After Kremikovtzi recently became the target of construction investors and local municipal planners, Bulgaria’s biggest steel producer’s shareholders said that they might require the company to declare bankruptcy. But Kremikovtzi management has countered that there is no justification for such a move.
On November 22, Dnevnik daily reported that some of the owners of the bonds guaranteed with part of Kremikovtzi’s assets were ready to require the steel producer to declare bankruptcy, as they claim the factory had not kept to some of the engagements undertaken in a contract on emitting the securities.
Law Debenture Trust Corporation (LDTC), the emission trustee, sent Kremikovtzi a letter in mid-November saying that the company was not fulfilling its obligations.
According to Kremikovtzi management, the creditors’ reproofs concerned only the lack of certification from an independent auditor and the absence of some management and accounting control instruments.
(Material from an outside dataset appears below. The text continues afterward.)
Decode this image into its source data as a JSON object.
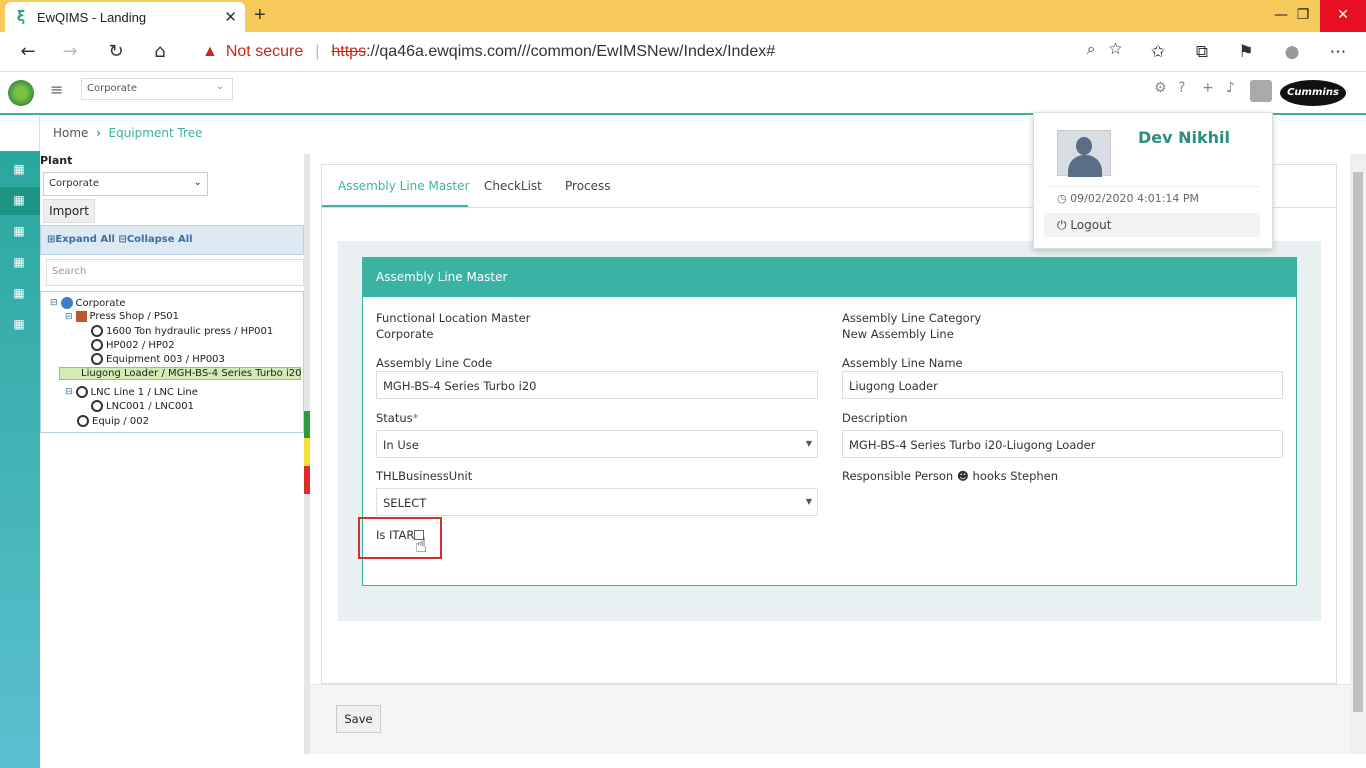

Bulgarian Steel Finance BV issued the loan instruments to the benefit of Kremikovtzi, Dnevnik reported. The obligation emission, amounting to 325 million leva, was issued in spring 2006 and has a 12 per cent interest and maturity in 2013. Kremikovtzi steel production equipment is the security for the emission.
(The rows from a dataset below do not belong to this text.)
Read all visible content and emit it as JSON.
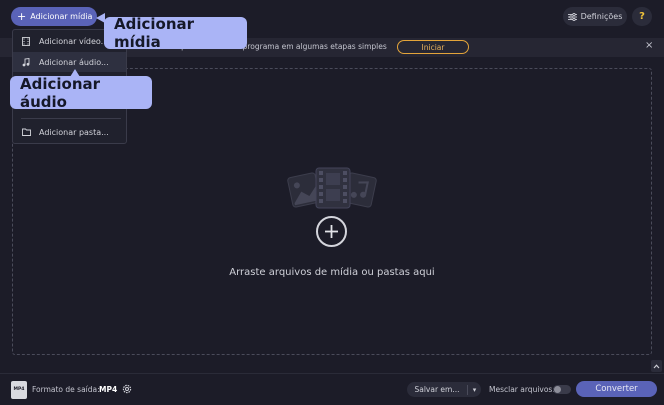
{
  "toolbar": {
    "add_media_label": "Adicionar mídia",
    "settings_label": "Definições",
    "help_label": "?"
  },
  "callouts": {
    "add_media": "Adicionar mídia",
    "add_audio": "Adicionar áudio"
  },
  "dropdown": {
    "items": [
      {
        "label": "Adicionar vídeo...",
        "icon": "film-icon"
      },
      {
        "label": "Adicionar áudio...",
        "icon": "music-note-icon",
        "selected": true
      },
      {
        "label": "Adicionar pasta...",
        "icon": "folder-icon"
      }
    ]
  },
  "banner": {
    "text": "Aprenda a usar o programa em algumas etapas simples",
    "start_label": "Iniciar",
    "close_label": "×"
  },
  "dropzone": {
    "hint": "Arraste arquivos de mídia ou pastas aqui"
  },
  "bottombar": {
    "format_icon_text": "MP4",
    "format_label": "Formato de saída:",
    "format_value": "MP4",
    "save_label": "Salvar em...",
    "merge_label": "Mesclar arquivos:",
    "merge_on": false,
    "convert_label": "Converter"
  },
  "colors": {
    "background": "#1c1c28",
    "accent": "#5a63b8",
    "callout": "#aab4f6",
    "start_outline": "#e3a43a",
    "help": "#f0c23a"
  }
}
Financial company Balkan Capital Management also informed about the possible risks in an analysis, noting that the factory’s four largest shareholders, holding securities worth more than 100 million euro each, had formed a committee of creditors. They were not happy with the negative financial results of the company and with the fall in its stock values, as well as with the lack of explanation for the loss of 72 million leva in the third quarter, along with management’s silence about other negative data.
According to a high-ranking manager at Kremikovtzi, who requested to remain anonymous, an auditors’ certificate had not been issued, but he said it would be ready and sent in a few days. He said that a condition for claims before the term set for the bond’s principal and for discontinued payments could arise only when payments had stopped or activities had ceased, and neither of these had happened. The reason for the delay in issuing an auditor’s certificate, he said, was the introduction of an internal audit electronic system. The system used by the external auditors was not yet set up to be able to exchange information with this system.
The terms of the Kremikovtzi bond contract are confidential and the amount of the deposit, by which the factory guaranteed the stocks, has not been disclosed. LDTC also refused to comment, saying that the matter was confidential.
Meanwhile, on November 21 trade unions at Kremikovtzi alleged that the Government was behind attempts to get the factory liquidated, and alleged that Environmental and Water Affairs Minister Djevdet Chakurov was trying to use extortion to achieve this. Metalitsi confederation chairperson Vassil Yanachkov, also director of the Confederation of Independent Trade Unions in the factory, said that he had asked Chakurov several times whether there were obstacles to the issuing of a permit for the complex, new requirements and specifications for the management, but his requests had been refused.